DMX, Inc.
- Type: Private
- Industry: Music
- Founded: 1971
- Headquarters: Austin, Texas, United States
- Key people: John Cullen, CEO and Paul Stone, president
- Products: Music, video, messaging, scent, interactive media and promotions, A/V systems for commercial environments
- Parent: Mood Media
- Website: www.dmx.com^{[dead link]}

= DMX (music service) =

Branding agency and digital music service

DMX, Inc., formerly Audio Environments, Inc., and later AEI Music Network, Inc., is a "multi-sensory" branding agency based in Austin, Texas. DMX also provides music for cable and satellite television networks worldwide, including DStv in Africa. It was the first company to provide music by satellite.

It has been part of Mood Media since around 2012.

==History==
In 1971 Audio Environments, Inc. was founded in Seattle as a music service to license and program original artist music for businesses. Customers did not want to hear the commercials on radio programs, and by the 1970s Muzak was out of favor. AEI's music programs were provided on broadcast cartridges which played continuously. In the 1980s, the company began providing services to international airlines, dental offices and residential and cable television systems. In the mid-'80s tape distribution was replaced with direct satellite broadcasting.
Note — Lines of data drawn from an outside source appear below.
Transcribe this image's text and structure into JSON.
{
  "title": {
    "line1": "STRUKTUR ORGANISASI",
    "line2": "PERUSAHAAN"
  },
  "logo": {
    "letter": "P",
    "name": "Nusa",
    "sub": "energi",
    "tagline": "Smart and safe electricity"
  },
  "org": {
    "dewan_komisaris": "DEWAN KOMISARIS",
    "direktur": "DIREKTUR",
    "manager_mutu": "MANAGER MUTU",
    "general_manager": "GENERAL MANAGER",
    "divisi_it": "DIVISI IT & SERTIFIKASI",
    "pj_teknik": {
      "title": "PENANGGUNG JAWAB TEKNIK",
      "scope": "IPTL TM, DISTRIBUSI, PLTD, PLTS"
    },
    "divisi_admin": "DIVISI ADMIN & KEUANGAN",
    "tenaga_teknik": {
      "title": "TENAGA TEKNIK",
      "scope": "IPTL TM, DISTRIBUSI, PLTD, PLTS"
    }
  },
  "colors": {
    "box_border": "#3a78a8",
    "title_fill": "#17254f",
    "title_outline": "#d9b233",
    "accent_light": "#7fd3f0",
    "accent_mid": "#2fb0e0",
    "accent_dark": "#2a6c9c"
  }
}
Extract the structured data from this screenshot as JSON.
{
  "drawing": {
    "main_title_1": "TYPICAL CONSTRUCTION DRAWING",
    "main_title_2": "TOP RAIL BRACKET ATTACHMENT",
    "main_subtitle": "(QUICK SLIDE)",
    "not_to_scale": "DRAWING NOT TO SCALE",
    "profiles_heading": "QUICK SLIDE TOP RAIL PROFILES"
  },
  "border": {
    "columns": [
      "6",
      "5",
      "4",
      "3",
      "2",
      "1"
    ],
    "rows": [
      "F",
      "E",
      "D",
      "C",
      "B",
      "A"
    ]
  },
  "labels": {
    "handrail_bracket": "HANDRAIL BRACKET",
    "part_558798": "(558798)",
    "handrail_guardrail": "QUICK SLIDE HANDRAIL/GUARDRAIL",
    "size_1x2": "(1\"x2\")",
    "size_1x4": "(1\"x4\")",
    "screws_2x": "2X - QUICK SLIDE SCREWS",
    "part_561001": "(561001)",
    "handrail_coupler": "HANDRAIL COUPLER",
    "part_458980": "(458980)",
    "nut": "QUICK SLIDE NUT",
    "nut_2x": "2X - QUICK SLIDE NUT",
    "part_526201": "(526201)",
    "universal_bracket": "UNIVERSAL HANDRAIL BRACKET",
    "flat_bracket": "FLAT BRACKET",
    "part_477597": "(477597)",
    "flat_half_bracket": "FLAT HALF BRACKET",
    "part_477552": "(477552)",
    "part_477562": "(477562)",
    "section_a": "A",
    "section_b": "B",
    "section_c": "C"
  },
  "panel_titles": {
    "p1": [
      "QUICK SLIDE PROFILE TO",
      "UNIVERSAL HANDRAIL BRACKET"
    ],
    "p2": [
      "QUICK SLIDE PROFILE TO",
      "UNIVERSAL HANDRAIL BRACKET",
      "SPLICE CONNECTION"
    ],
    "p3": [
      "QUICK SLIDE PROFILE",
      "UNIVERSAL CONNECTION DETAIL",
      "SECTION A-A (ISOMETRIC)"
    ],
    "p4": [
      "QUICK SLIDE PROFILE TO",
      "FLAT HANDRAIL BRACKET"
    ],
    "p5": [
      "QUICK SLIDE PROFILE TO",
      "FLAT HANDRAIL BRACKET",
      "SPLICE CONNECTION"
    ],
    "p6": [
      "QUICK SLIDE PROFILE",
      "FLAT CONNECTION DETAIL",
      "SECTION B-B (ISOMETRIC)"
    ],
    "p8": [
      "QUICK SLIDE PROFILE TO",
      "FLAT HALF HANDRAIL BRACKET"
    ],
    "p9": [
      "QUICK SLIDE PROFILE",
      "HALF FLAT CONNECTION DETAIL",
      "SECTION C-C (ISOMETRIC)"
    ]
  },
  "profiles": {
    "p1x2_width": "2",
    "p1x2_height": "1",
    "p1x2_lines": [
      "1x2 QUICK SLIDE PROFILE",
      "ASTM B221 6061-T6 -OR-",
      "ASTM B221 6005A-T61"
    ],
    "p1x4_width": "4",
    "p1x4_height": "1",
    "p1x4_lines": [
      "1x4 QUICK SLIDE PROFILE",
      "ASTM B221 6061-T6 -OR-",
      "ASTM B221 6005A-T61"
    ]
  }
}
In 1990 International Cablecasting Technologies Inc. launched the service called CD/18, a reference to "the equivalent of 18 CD-players", which offered digital music through the coaxial cable. It soon changed its name to DMX (Digital Music Express). It was broadcast on a KU sideband; the space between already existing cable channels was used to deliver the music, so the service didn't require any extra space from the cable companies. In 1993 the subscriber costs were $10.95 per month. By mid 1994 DMX had 350,000 households subscribing. It came with a remote control that allowed the user to see the name of the song, artist and album.

In 2001, AEI merged with Liberty Digital Inc. of Los Angeles in a deal that gave Liberty 56 percent and AEI 44 percent of the merged company known as DMX/AEI Music. AEI had large national customers into international markets, while DMX had dealt with smaller businesses. DMX also served residential cable television subscribers working on streaming over the Internet.
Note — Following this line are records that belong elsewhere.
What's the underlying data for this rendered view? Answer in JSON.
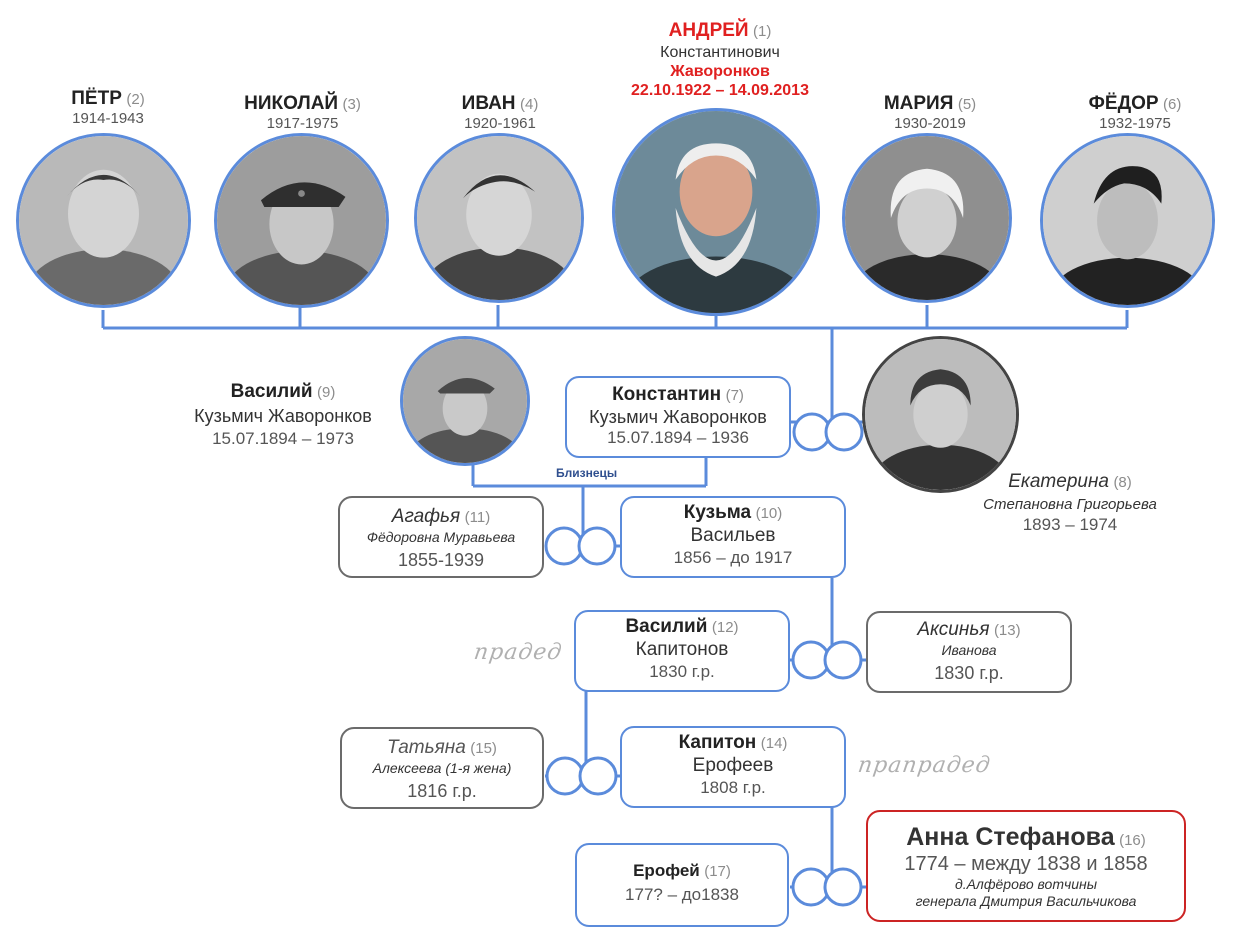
{
  "people": {
    "p2": {
      "name": "ПЁТР",
      "num": "(2)",
      "dates": "1914-1943"
    },
    "p3": {
      "name": "НИКОЛАЙ",
      "num": "(3)",
      "dates": "1917-1975"
    },
    "p4": {
      "name": "ИВАН",
      "num": "(4)",
      "dates": "1920-1961"
    },
    "p1": {
      "name": "АНДРЕЙ",
      "num": "(1)",
      "patronymic": "Константинович",
      "surname": "Жаворонков",
      "dates": "22.10.1922 – 14.09.2013"
    },
    "p5": {
      "name": "МАРИЯ",
      "num": "(5)",
      "dates": "1930-2019"
    },
    "p6": {
      "name": "ФЁДОР",
      "num": "(6)",
      "dates": "1932-1975"
    },
    "p9": {
      "name": "Василий",
      "num": "(9)",
      "line2": "Кузьмич Жаворонков",
      "dates": "15.07.1894 – 1973"
    },
    "p7": {
      "name": "Константин",
      "num": "(7)",
      "line2": "Кузьмич Жаворонков",
      "dates": "15.07.1894 – 1936"
    },
    "p8": {
      "name": "Екатерина",
      "num": "(8)",
      "line2": "Степановна Григорьева",
      "dates": "1893 – 1974"
    },
    "p11": {
      "name": "Агафья",
      "num": "(11)",
      "line2": "Фёдоровна Муравьева",
      "dates": "1855-1939"
    },
    "p10": {
      "name": "Кузьма",
      "num": "(10)",
      "line2": "Васильев",
      "dates": "1856 – до 1917"
    },
    "p12": {
      "name": "Василий",
      "num": "(12)",
      "line2": "Капитонов",
      "dates": "1830 г.р."
    },
    "p13": {
      "name": "Аксинья",
      "num": "(13)",
      "line2": "Иванова",
      "dates": "1830 г.р."
    },
    "p15": {
      "name": "Татьяна",
      "num": "(15)",
      "line2": "Алексеева (1-я жена)",
      "dates": "1816 г.р."
    },
    "p14": {
      "name": "Капитон",
      "num": "(14)",
      "line2": "Ерофеев",
      "dates": "1808 г.р."
    },
    "p17": {
      "name": "Ерофей",
      "num": "(17)",
      "dates": "177? – до1838"
    },
    "p16": {
      "name": "Анна Стефанова",
      "num": "(16)",
      "dates": "1774 – между 1838 и 1858",
      "line3": "д.Алфёрово вотчины",
      "line4": "генерала Дмитрия Васильчикова"
    }
  },
  "labels": {
    "twins": "Близнецы",
    "praded": "прадед",
    "prapraded": "прапрадед"
  },
  "colors": {
    "accent": "#5b8bdb",
    "highlight": "#e02020",
    "box_grey": "#6b6b6b",
    "box_red": "#cc2424"
  }
}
The company's on-site digital system known as "ProFusion" was launched in 2002 to deliver and play back high-quality digital music to places around the world. In 2005, DMX was purchased by Capstar Partners which then officially changed the name to DMX, Inc. In the same year, the "ProFusion M5", its first digital platform that controls both video and music content, was launched. Most recently, the company began offering scent marketing as another service for customers.
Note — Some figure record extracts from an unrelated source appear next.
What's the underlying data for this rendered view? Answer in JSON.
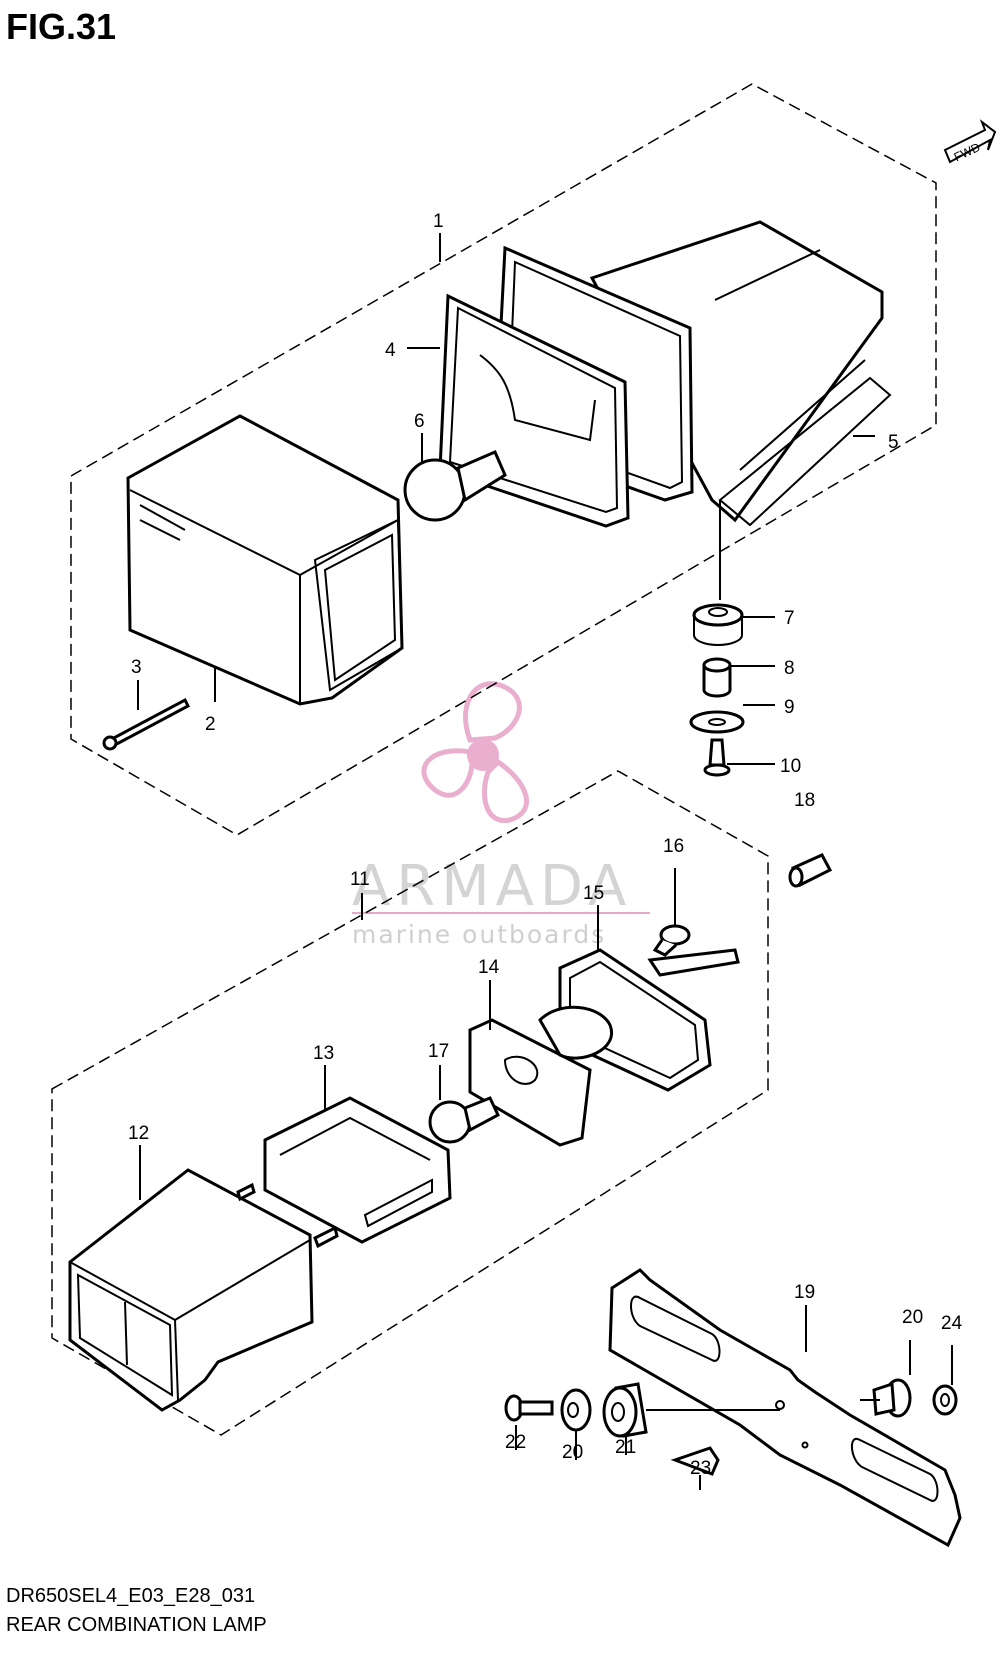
{
  "figure": {
    "title": "FIG.31"
  },
  "footer": {
    "code": "DR650SEL4_E03_E28_031",
    "name": "REAR COMBINATION LAMP"
  },
  "watermark": {
    "brand": "ARMADA",
    "tagline": "marine outboards",
    "color": "#e8a7c9"
  },
  "direction_marker": {
    "text": "FWD"
  },
  "callouts": {
    "c1": "1",
    "c2": "2",
    "c3": "3",
    "c4": "4",
    "c5": "5",
    "c6": "6",
    "c7": "7",
    "c8": "8",
    "c9": "9",
    "c10": "10",
    "c11": "11",
    "c12": "12",
    "c13": "13",
    "c14": "14",
    "c15": "15",
    "c16": "16",
    "c17": "17",
    "c18": "18",
    "c19": "19",
    "c20a": "20",
    "c20b": "20",
    "c21": "21",
    "c22": "22",
    "c23": "23",
    "c24": "24"
  }
}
Loral Skynet announced on June 21, 2001, that DMX/AEI would switch from its Telstar 4 to Telstar 8 in 2002.

In 2007, DMX applied to merge with a Fort Mill, South Carolina, competitor, Muzak Holdings LLC, with the resultant combined entity sold to a third-party buyer. Reportedly, Mood Media of Canada had been heavily courted since the beginning, but the combination of the United States Department of Justice's second request for information on the merger, and the bankruptcy filing by Muzak disrupted that original merger. Instead, on Thursday, March 24, 2011, Mood Media itself announced that it would be buying Muzak in a $345 million deal, and then a year later also announced its acquisition of the original DMX company which had courted them three years earlier on March 19, 2012, in a deal valued at $86.1 million .

In July 2020, Mood Media filed for bankruptcy, with the COVID-19 pandemic a major reason for its financial problems. The company emerged from bankruptcy in less than 24 hours after stakeholders reached agreement.

==SonicTap==
From February 9, 2010, to February 10, 2018, DMX (Music) provided over 84 commercial-free audio-only music channels to DirecTV customers, branded as "SonicTap". DirecTV dropped SonicTap in favor of Music Choice on February 10, 2018.